People of faith could play an important role in resolving the ongoing war between Russia and Ukraine, a Baptist author and peacemaker said.
“I have seen that mediation can be stimulated by non-governmental actors, including religious people. I have seen conflicts where Baptists, Mennonites, Quakers and others played a significant role in creating a safe space for political folks to talk,” said Daniel Buttry, a retired global consultant for peace and justice for International Ministries of the American Baptist Churches USA.
In addition to sharing a culture and history, the people of Russia and Ukraine also share a spiritual bond through Orthodox Christianity, he said. While formal relations between churches in the two countries have been strained, the historical connection could be enough to inspire peace talks.

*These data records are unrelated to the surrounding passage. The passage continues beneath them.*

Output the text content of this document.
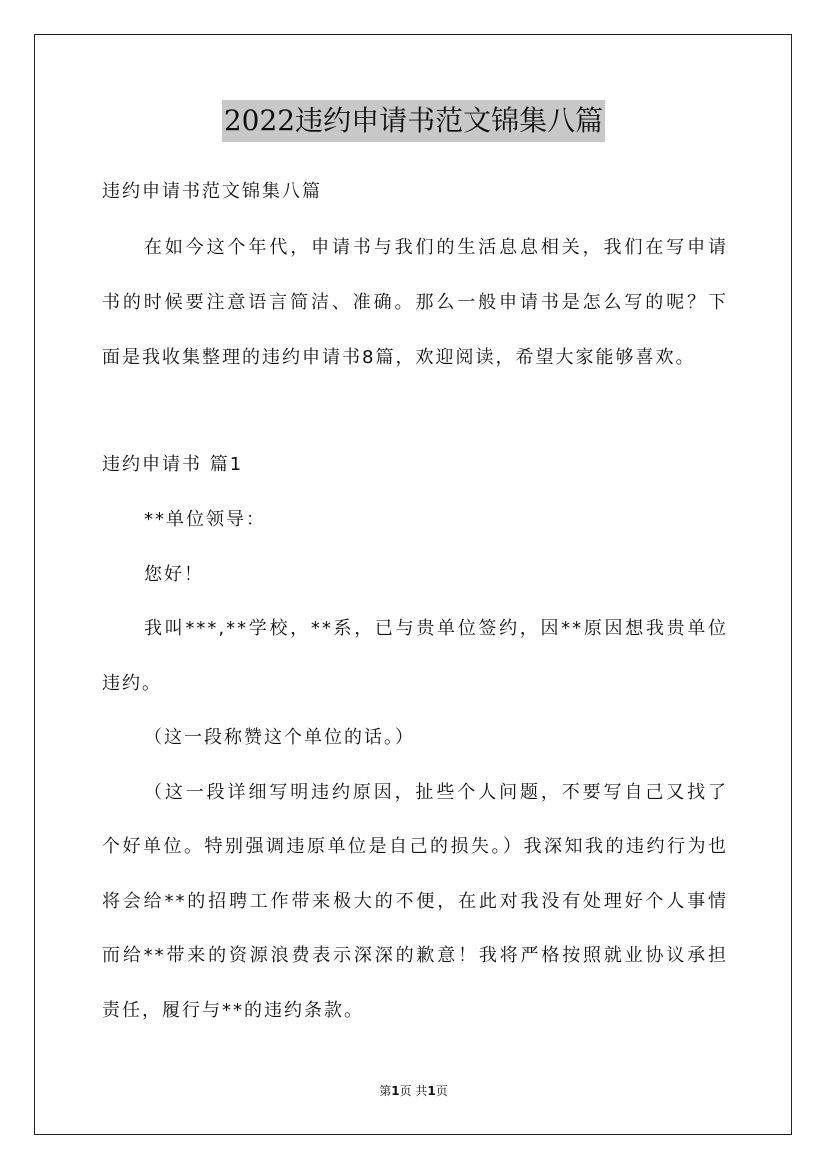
2022违约申请书范文锦集八篇
违约申请书范文锦集八篇
在如今这个年代，申请书与我们的生活息息相关，我们在写申请
书的时候要注意语言简洁、准确。那么一般申请书是怎么写的呢？下
面是我收集整理的违约申请书8篇，欢迎阅读，希望大家能够喜欢。
违约申请书 篇1
**单位领导：
您好！
我叫***,**学校，**系，已与贵单位签约，因**原因想我贵单位
违约。
（这一段称赞这个单位的话。）
（这一段详细写明违约原因，扯些个人问题，不要写自己又找了
个好单位。特别强调违原单位是自己的损失。）我深知我的违约行为也
将会给**的招聘工作带来极大的不便，在此对我没有处理好个人事情
而给**带来的资源浪费表示深深的歉意！我将严格按照就业协议承担
责任，履行与**的违约条款。
第1页 共1页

“This could open up back channels where things could be discussed secretly without the pressure of the media seeing everything. This would allow more creative approaches to be explored. I have seen that happen in Myanmar, Lebanon and northeast India,” he said.

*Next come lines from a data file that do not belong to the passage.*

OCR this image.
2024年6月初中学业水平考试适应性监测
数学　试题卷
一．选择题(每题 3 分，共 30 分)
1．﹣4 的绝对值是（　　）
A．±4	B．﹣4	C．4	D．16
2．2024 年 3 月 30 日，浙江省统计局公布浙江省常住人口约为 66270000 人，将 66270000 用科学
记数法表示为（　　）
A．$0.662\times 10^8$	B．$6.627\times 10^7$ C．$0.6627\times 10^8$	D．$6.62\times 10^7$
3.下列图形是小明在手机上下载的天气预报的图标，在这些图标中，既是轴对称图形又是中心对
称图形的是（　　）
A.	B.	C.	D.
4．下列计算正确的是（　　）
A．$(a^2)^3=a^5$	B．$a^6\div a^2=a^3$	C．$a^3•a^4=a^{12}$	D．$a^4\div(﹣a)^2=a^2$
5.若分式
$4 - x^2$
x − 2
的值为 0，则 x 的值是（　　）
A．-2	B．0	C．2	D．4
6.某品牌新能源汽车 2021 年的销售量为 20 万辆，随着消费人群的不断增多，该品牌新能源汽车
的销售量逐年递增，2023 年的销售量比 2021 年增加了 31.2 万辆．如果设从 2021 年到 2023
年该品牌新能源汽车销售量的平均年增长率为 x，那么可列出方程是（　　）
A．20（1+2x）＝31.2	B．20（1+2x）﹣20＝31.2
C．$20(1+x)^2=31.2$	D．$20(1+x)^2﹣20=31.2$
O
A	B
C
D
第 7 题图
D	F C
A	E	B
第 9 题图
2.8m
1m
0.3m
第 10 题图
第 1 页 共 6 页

During his service with International Ministries, Buttry and his wife, Sharon, led conflict resolution workshops and training around the world, including multiple sessions in Ukraine. He is the author of several books, including Peace Warrior: A Memoir from the Front and Blessed Are the Peacemakers, and mediation manuals such as Peace Ministry: A Handbook for Local Churches.

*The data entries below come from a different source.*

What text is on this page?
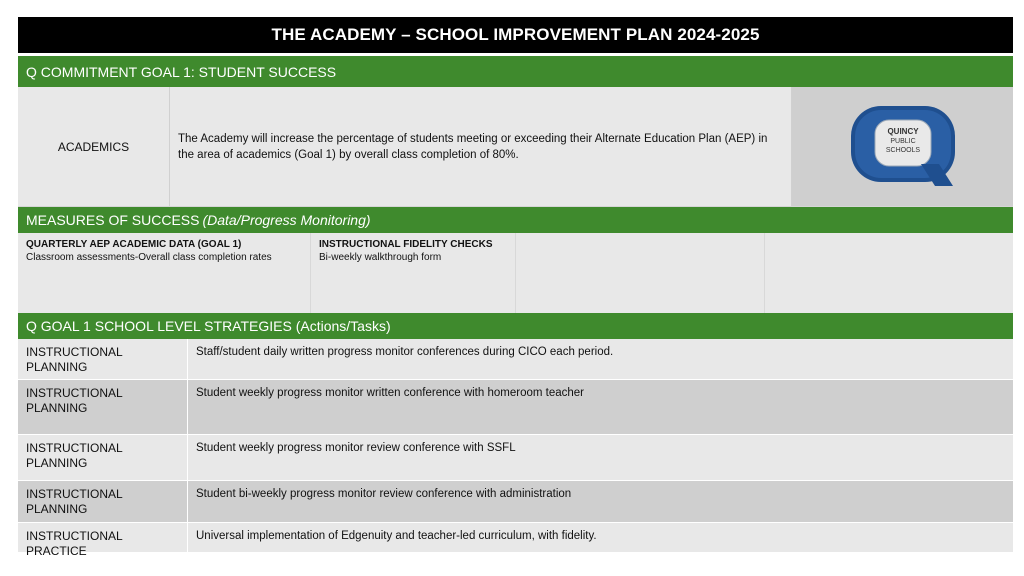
THE ACADEMY – SCHOOL IMPROVEMENT PLAN 2024-2025
Q COMMITMENT GOAL 1: STUDENT SUCCESS
ACADEMICS
The Academy will increase the percentage of students meeting or exceeding their Alternate Education Plan (AEP) in the area of academics (Goal 1) by overall class completion of 80%.
QUINCY
PUBLIC
SCHOOLS
MEASURES OF SUCCESS (Data/Progress Monitoring)
QUARTERLY AEP ACADEMIC DATA (GOAL 1)
Classroom assessments-Overall class completion rates
INSTRUCTIONAL FIDELITY CHECKS
Bi-weekly walkthrough form
Q GOAL 1 SCHOOL LEVEL STRATEGIES (Actions/Tasks)
INSTRUCTIONAL PLANNING
Staff/student daily written progress monitor conferences during CICO each period.
INSTRUCTIONAL PLANNING
Student weekly progress monitor written conference with homeroom teacher
INSTRUCTIONAL PLANNING
Student weekly progress monitor review conference with SSFL
INSTRUCTIONAL PLANNING
Student bi-weekly progress monitor review conference with administration
INSTRUCTIONAL PRACTICE
Universal implementation of Edgenuity and teacher-led curriculum, with fidelity.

He also helped launch Global Peace Warriors, a loose network of peacemaking consultants who contribute to a website that includes a blog and links to training guides on topics such as conflict resolution, mediation, diversity, power dynamics and community organizing.
Whether in Europe, Asia or the Middle East, advocating for peace involves much more than passively waiting for aggressors to relent or be defeated in battle, Buttry said. Instead, Ukrainians and other oppressed groups must seek to become “peace warriors.”
“It requires strategic thinking, courage, creativity and a willingness to sacrifice self to create a warrior culture that can be baptized in the nonviolence of Jesus and be brought into waging peace.”
“Waging peace” — a term Buttry attributes to the late Baptist free-press champion Walker Knight — is not about letting the aggressor set the agenda and staging protests in response, but trying to predict the arc of the conflict and then get ahead of it proactively, he explained. “Resisting evil with good is one way of waging peace.”
That method already is emerging in Ukraine. “We have seen Ukrainians who are taking street and road signs down. Even with GPS, Russians are getting disoriented enough that the Russian army is trying to recruit people who know the roads. This is a simple, nonviolent action that has had an impact on the Russian army.”
Reports also have emerged of Ukrainian troops treating Russian prisoners with compassion, including one story of a captured soldier being allowed to call his wife in Russia, Buttry said.
“They were also serving him tea. These things are also examples of nonviolent resistance, and at some point those kinds of things can start changing people’s lives. We have also seen, in other parts of the world, where these kinds of actions have stripped away the power even of strong military forces.”
Buttry recently blogged about leading an intensive class at the Ukraine Evangelical Theological Seminary and what it was like to have students who already had been involved in previous protest movements against Russia. He predicted the nightmare that nonviolent resistance will likely pose for Russian President Vladimir Putin should his forces come to occupy Ukraine or even just portions of it.
“Even when a military occupation is quickly achieved, that doesn’t mean the invading power has won. People can resist nonviolently over a long time.”
“The horrific violence of the invasion is filling the news right now, but even when a military occupation is quickly achieved that doesn’t mean the invading power has won. People can resist nonviolently over a long time, making governing them impossible. They don’t always win, but almost always they have better success than the military options. I think Putin has no capacity to calculate the Ukrainian people’s ability to resist nonviolently,” he wrote Feb. 26.
While retired and living in Michigan, Buttry said he has been working as an encourager to other peacemakers, including former Ukrainian students who are working with refugees and other war victims.
“The war is creating massive trauma, so it’s important to have people empowered to deal with their trauma in transformative ways that do not lead to further destruction of individuals and families and communities,” he said. “The trauma work we have done in Ukraine and elsewhere helps people process the feelings of horror they have experienced and shows them how to turn their trauma into something that energizes people for positive action.”
The difference-making power of trauma work should not be underestimated, Buttry said, noting that Liberian Leymah Gbowee won the 2011 Nobel Peace Prize for helping end the Second Liberian Civil War.
“It is possible for traumatized people to become key change agents. The opportunity for such folks to become voices that challenge people at different levels is significant, and it does go on in some of the worst conflicts we have seen.”